Language in mediation is critical, because of the mediator’s role in guiding the parties toward settlement through suggestion and persuasion. In the increasingly diverse communities established or emerging in many parts of Florida, and the U.S., we see language issues more often come to the fore.

Disagreeing in two languages

In South Florida, parties frequently express a preference for a bilingual mediator who is able to communicate with litigants. It would seem elementary that a mediation conducted between parties speaking Spanish, with a mediator who also speaks Spanish, should go as smoothly as any mediation could go. This is not always the case, because many things can stand in the way of settlement at mediation.

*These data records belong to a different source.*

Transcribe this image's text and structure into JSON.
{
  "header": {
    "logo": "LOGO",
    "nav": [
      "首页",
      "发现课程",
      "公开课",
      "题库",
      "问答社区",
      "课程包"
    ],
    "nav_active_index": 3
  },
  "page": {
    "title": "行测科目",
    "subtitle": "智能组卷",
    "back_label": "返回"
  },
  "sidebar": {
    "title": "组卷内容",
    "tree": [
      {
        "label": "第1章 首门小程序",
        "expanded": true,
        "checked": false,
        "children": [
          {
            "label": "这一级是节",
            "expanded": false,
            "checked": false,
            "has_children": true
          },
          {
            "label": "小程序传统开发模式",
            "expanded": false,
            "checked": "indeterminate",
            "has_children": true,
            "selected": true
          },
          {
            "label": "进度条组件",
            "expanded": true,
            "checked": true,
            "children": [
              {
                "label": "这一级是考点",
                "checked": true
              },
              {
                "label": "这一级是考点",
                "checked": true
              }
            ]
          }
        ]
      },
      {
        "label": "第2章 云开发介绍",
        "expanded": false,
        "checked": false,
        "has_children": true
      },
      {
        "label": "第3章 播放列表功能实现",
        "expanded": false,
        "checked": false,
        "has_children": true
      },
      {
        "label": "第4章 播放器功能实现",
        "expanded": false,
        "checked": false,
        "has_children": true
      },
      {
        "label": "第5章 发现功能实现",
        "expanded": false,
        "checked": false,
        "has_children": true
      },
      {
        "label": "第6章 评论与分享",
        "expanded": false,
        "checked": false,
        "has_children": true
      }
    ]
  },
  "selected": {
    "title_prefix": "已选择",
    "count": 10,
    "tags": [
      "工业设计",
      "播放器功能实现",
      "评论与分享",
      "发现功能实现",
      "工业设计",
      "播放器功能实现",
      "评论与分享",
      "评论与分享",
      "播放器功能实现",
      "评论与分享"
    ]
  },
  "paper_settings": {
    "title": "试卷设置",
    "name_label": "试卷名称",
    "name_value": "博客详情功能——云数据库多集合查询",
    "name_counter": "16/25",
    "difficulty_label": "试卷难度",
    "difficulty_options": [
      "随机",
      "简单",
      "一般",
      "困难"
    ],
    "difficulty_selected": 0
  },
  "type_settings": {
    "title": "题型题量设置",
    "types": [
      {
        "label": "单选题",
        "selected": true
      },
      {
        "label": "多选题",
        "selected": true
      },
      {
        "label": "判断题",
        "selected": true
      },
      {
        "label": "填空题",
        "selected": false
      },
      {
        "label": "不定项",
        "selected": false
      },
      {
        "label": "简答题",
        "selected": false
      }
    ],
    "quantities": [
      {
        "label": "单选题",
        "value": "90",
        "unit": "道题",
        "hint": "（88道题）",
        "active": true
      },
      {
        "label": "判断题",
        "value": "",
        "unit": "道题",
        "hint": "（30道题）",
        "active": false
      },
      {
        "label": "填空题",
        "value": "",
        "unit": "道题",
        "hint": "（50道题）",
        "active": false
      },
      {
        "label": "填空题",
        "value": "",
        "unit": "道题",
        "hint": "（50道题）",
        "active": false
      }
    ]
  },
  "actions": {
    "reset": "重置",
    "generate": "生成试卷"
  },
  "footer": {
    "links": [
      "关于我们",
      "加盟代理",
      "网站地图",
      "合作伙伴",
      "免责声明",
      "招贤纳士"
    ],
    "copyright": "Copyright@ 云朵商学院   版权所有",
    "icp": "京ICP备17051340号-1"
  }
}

One tactic a party might utilize is to disregard the other’s preference for a bilingual mediator. There could be any number of perceived advantages in doing so. A party may “even the playing field” for mediation by hiring an interpreter, one of a number of “alternate solutions,” since truly effective bilingual mediators are not so easy to find. Short of a bilingual mediator, a number of alternatives, good and bad, may be considered.

Friends and staffers

Parties lacking in English nuance may simply try to get by with what they have. Such a party may consider bringing a friend to communicate in both English and the party’s native language, or some other language. For example, most Haitians speak Creole, but many also speak French.

Still, a “friend” may have limitations that may be equally impactful. Perhaps the “friend” does not have the knowledge to explain adequately the subject matter or choices facing a litigant. A common solution in South Florida is a bilingual attorney. Where resources are available, a party can hire an interpreter to assist.

An attorney who is not bilingual may bring an office staffer who is, and does speak two languages fluently, and while the success of that alternative can vary, it is still likely an improvement over the “friend,” in many cases.

In some instances, a “weak link” may be the parties’ over-protective counsel. An English-only attorney is frequently uncomfortable even allowing the mediator in “caucus” to address the client in the foreign language. This is unfortunate and unnecessary given the benign and confidential, yet powerless mission of the mediator.

A slower process

The mediator must watch the time spent with the respective parties. Language may require more time with an interpreter, or simply render communications a slower process. The mediator should explain to both sides that additional time may be required for one or the other.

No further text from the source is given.